Olympic champion and hero of the Balkan Wars
Kostis Tsiklitiras was a football player, track and field athlete, and a gold medalist of Greek championships and the Olympic Games.
He was born on October 30th, 1888, in Pylos of Messinia. His father was a doctor and Kostis was into sports since his early age, receiving several distinctions in school games.
He later studied Economics at the Athens School of Commercial Studies, fulfilling his father’s wish, yet athletics won him over and in 1906 he joined the Panellinios Gymnastic Club as a track and field athlete and as a football player.
In 1906, he won the third place in standing long jump at the Greek Championship, recording 2.83m.
In 1907, he won three golden medals at the Panionian Championship of Smyrna.
On July 20th, 1908, he won two silver medals in standing long jump and standing high jump at the Olympic Games of London.
After winning, he stated:
It cost me losing the first place, but it was the first time I have been competing abroad and the truth is that I was overwhelmed by the crowds in the London stadium and the tall American and Swedish athletes.
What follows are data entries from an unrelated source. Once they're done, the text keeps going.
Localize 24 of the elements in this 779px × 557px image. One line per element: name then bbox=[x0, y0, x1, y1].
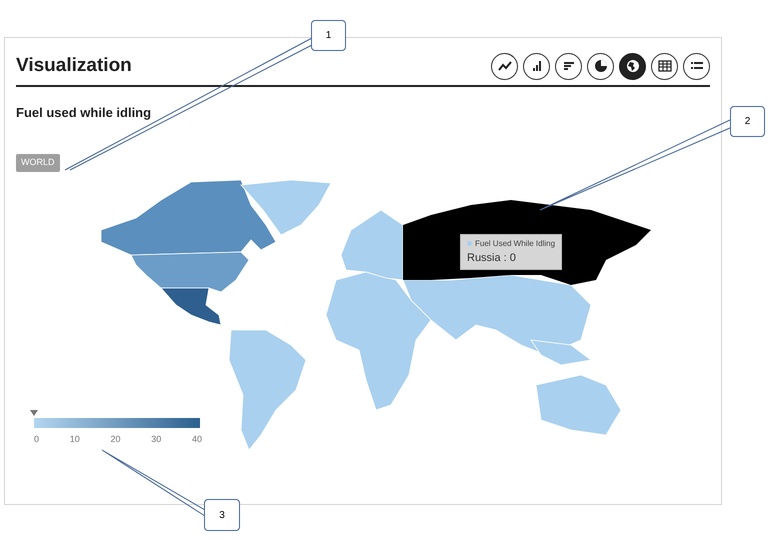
globe-icon bbox=[626, 59, 640, 74]
bar-view-button[interactable] bbox=[523, 52, 550, 80]
chart-subtitle: Fuel used while idling bbox=[16, 104, 152, 122]
pie-chart-icon bbox=[594, 59, 608, 74]
hbar-view-button[interactable] bbox=[555, 52, 582, 80]
panel-title: Visualization bbox=[16, 54, 132, 78]
line-view-button[interactable] bbox=[491, 52, 518, 80]
callout-marker: 2 bbox=[730, 106, 765, 137]
scale-tick-label: 0 bbox=[34, 432, 40, 446]
list-view-button[interactable] bbox=[683, 52, 710, 80]
region-tag: WORLD bbox=[16, 154, 60, 172]
tooltip-series: Fuel Used While Idling bbox=[475, 238, 556, 250]
table-view-button[interactable] bbox=[651, 52, 678, 80]
callout-marker: 1 bbox=[311, 20, 346, 51]
pie-view-button[interactable] bbox=[587, 52, 614, 80]
scale-tick-label: 30 bbox=[151, 432, 162, 446]
scale-tick-label: 20 bbox=[110, 432, 120, 446]
tooltip-value: Russia : 0 bbox=[467, 250, 517, 266]
scale-tick-label: 40 bbox=[192, 432, 202, 446]
map-view-button[interactable] bbox=[619, 52, 646, 80]
line-chart-icon bbox=[498, 59, 512, 74]
callout-marker: 3 bbox=[204, 499, 240, 531]
table-icon bbox=[658, 59, 672, 74]
scale-tick-label: 10 bbox=[70, 432, 80, 446]
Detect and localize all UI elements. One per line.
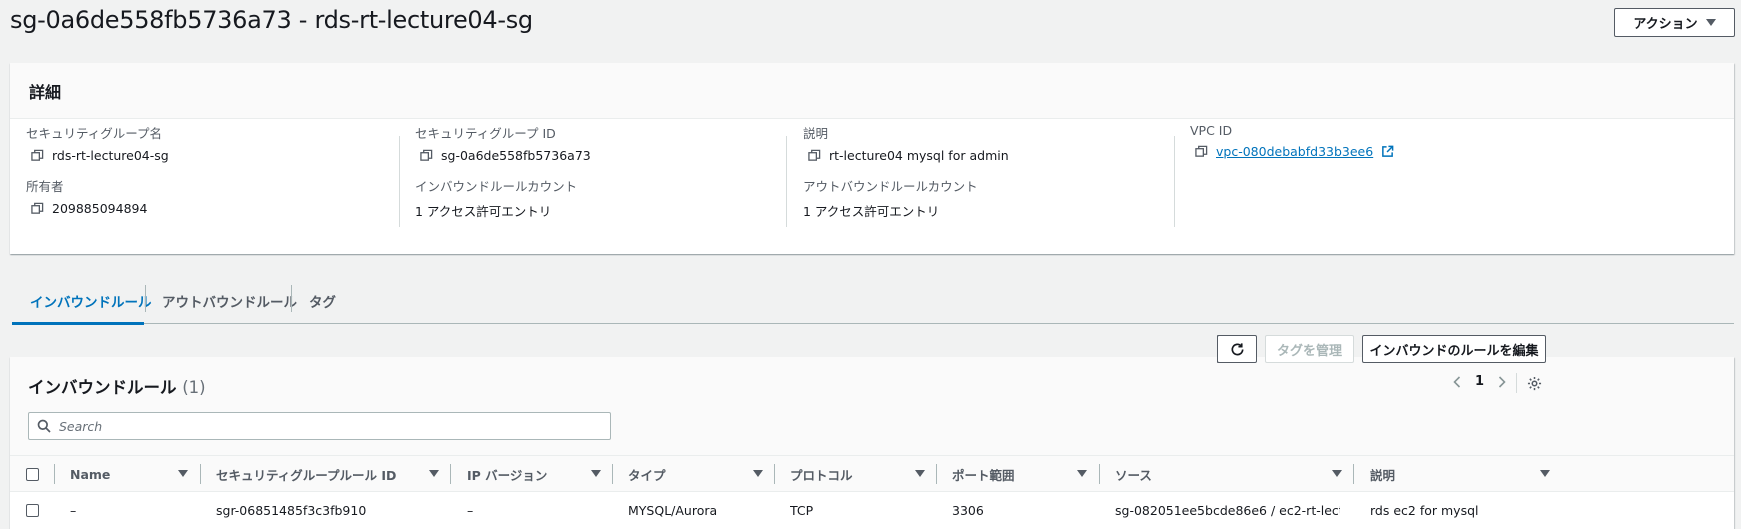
column-divider	[450, 464, 451, 484]
page-header: sg-0a6de558fb5736a73 - rds-rt-lecture04-…	[0, 0, 1741, 48]
inbound-count-label: インバウンドルールカウント	[415, 179, 578, 194]
edit-inbound-rules-button[interactable]: インバウンドのルールを編集	[1362, 335, 1546, 363]
gear-icon[interactable]	[1527, 376, 1542, 391]
description-value: rt-lecture04 mysql for admin	[803, 148, 1009, 163]
detail-inbound-count: インバウンドルールカウント 1 アクセス許可エントリ	[415, 176, 577, 220]
rules-title-text: インバウンドルール	[28, 378, 177, 397]
column-header-ip-version[interactable]: IP バージョン	[467, 456, 547, 493]
cell-type: MYSQL/Aurora	[628, 503, 718, 518]
owner-text: 209885094894	[52, 201, 148, 216]
column-divider	[399, 136, 400, 227]
rules-count: (1)	[182, 378, 206, 397]
column-divider	[1353, 464, 1354, 484]
sg-id-label: セキュリティグループ ID	[415, 126, 556, 141]
caret-down-icon	[1705, 19, 1716, 26]
column-divider	[54, 464, 55, 484]
column-header-source[interactable]: ソース	[1115, 456, 1152, 493]
column-header-name[interactable]: Name	[70, 456, 110, 493]
copy-icon[interactable]	[808, 149, 821, 162]
tab-bar: インバウンドルール アウトバウンドルール タグ	[12, 277, 1734, 325]
chevron-left-icon[interactable]	[1451, 375, 1463, 389]
column-divider	[612, 464, 613, 484]
column-header-port-range[interactable]: ポート範囲	[952, 456, 1015, 493]
description-label: 説明	[803, 126, 829, 141]
cell-name: –	[70, 503, 77, 518]
row-checkbox[interactable]	[26, 504, 39, 517]
owner-value: 209885094894	[26, 201, 147, 216]
column-divider	[200, 464, 201, 484]
actions-label: アクション	[1633, 17, 1698, 32]
cell-description: rds ec2 for mysql	[1370, 503, 1479, 518]
owner-label: 所有者	[26, 179, 64, 194]
column-header-protocol[interactable]: プロトコル	[790, 456, 853, 493]
search-input[interactable]	[59, 418, 599, 434]
description-text: rt-lecture04 mysql for admin	[829, 148, 1009, 163]
detail-description: 説明 rt-lecture04 mysql for admin	[803, 123, 1009, 163]
cell-source: sg-082051ee5bcde86e6 / ec2-rt-lecture…	[1115, 503, 1340, 518]
cell-ip-version: –	[467, 503, 474, 518]
sort-icon[interactable]	[1077, 470, 1087, 477]
tab-inbound-rules[interactable]: インバウンドルール	[12, 277, 152, 325]
page-number[interactable]: 1	[1475, 374, 1484, 389]
manage-tags-button[interactable]: タグを管理	[1265, 335, 1354, 363]
vpc-value: vpc-080debabfd33b3ee6	[1190, 144, 1394, 159]
vpc-label: VPC ID	[1190, 123, 1233, 138]
sg-id-value: sg-0a6de558fb5736a73	[415, 148, 591, 163]
cell-rule-id: sgr-06851485f3c3fb910	[216, 503, 367, 518]
column-divider	[936, 464, 937, 484]
sort-icon[interactable]	[753, 470, 763, 477]
sg-id-text: sg-0a6de558fb5736a73	[441, 148, 591, 163]
details-header: 詳細	[10, 63, 1734, 119]
column-header-rule-id[interactable]: セキュリティグループルール ID	[216, 456, 396, 493]
cell-port-range: 3306	[952, 503, 984, 518]
chevron-right-icon[interactable]	[1496, 375, 1508, 389]
details-heading: 詳細	[29, 83, 62, 102]
detail-vpc: VPC ID vpc-080debabfd33b3ee6	[1190, 123, 1394, 159]
column-divider	[1099, 464, 1100, 484]
rules-title: インバウンドルール (1)	[28, 374, 206, 398]
outbound-count-value: 1 アクセス許可エントリ	[803, 204, 940, 219]
sort-icon[interactable]	[178, 470, 188, 477]
sort-icon[interactable]	[1332, 470, 1342, 477]
pagination: 1	[1451, 374, 1508, 389]
vpc-link[interactable]: vpc-080debabfd33b3ee6	[1216, 144, 1373, 159]
column-header-type[interactable]: タイプ	[628, 456, 666, 493]
external-link-icon[interactable]	[1381, 145, 1394, 158]
refresh-button[interactable]	[1217, 335, 1257, 363]
copy-icon[interactable]	[1195, 145, 1208, 158]
detail-outbound-count: アウトバウンドルールカウント 1 アクセス許可エントリ	[803, 176, 978, 220]
sg-name-label: セキュリティグループ名	[26, 126, 163, 141]
copy-icon[interactable]	[420, 149, 433, 162]
column-divider	[774, 464, 775, 484]
cell-protocol: TCP	[790, 503, 814, 518]
table-row[interactable]: – sgr-06851485f3c3fb910 – MYSQL/Aurora T…	[10, 492, 1734, 529]
select-all-checkbox[interactable]	[26, 468, 39, 481]
tab-tags[interactable]: タグ	[291, 277, 354, 324]
detail-owner: 所有者 209885094894	[26, 176, 147, 216]
table-header: Name セキュリティグループルール ID IP バージョン タイプ プロトコル…	[10, 455, 1734, 492]
search-icon	[37, 419, 51, 433]
sg-name-value: rds-rt-lecture04-sg	[26, 148, 169, 163]
sort-icon[interactable]	[429, 470, 439, 477]
sort-icon[interactable]	[915, 470, 925, 477]
outbound-count-label: アウトバウンドルールカウント	[803, 179, 978, 194]
detail-sg-id: セキュリティグループ ID sg-0a6de558fb5736a73	[415, 123, 591, 163]
search-box[interactable]	[28, 412, 611, 440]
refresh-icon	[1231, 342, 1243, 355]
copy-icon[interactable]	[31, 149, 44, 162]
copy-icon[interactable]	[31, 202, 44, 215]
sort-icon[interactable]	[591, 470, 601, 477]
actions-button[interactable]: アクション	[1614, 8, 1735, 37]
detail-sg-name: セキュリティグループ名 rds-rt-lecture04-sg	[26, 123, 169, 163]
inbound-count-value: 1 アクセス許可エントリ	[415, 204, 552, 219]
page-title: sg-0a6de558fb5736a73 - rds-rt-lecture04-…	[10, 6, 533, 34]
tab-outbound-rules[interactable]: アウトバウンドルール	[144, 277, 315, 324]
pagination-divider	[1516, 373, 1517, 393]
column-divider	[786, 136, 787, 227]
sg-name-text: rds-rt-lecture04-sg	[52, 148, 169, 163]
column-divider	[1174, 136, 1175, 227]
sort-icon[interactable]	[1540, 470, 1550, 477]
column-header-description[interactable]: 説明	[1370, 456, 1395, 493]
I was defeated by a short margin. The Americans are ingenious, they have developed a great technique and give value to the game. However, I got encouraged and I will keep on practicing with enthusiasm and I’m sure that I will be an Olympic Winner in the future.
In 1908, he joined the Athens Football Club as goalkeeper and he later won the Football Cup, held by the Olympic Commission and the Greek Football Championship.
At the 1912 Olympic Games in Stockholm, he was the leader of the Greek team and won the gold medal in standing long jump recording 3.37m and the bronze medal in standing high jump recording 1.55m.
The First Balkan War broke two months later and Tsiklitiras decided to enroll in the Greek army to avoid being criticized as privileged. He died during the war on February 10th, 1913, at the age of 25.
He was buried in his family’s tomb at the 1st Cemetery of Patras, bearing the engraved five circles emblem of the Olympic Games, as three members of his family had joined the games.
– Tsiklitiras was 1.92 meters tall, performing an excellent jumping ability thanks to his strong feet and unique bent of his waist.
– He was a student of the Athens School of Commercial Studies, but athletics won him over.
– The Athens Grand Prix Tsiklitiria meeting was first organized in 1963, honouring the athlete’s name.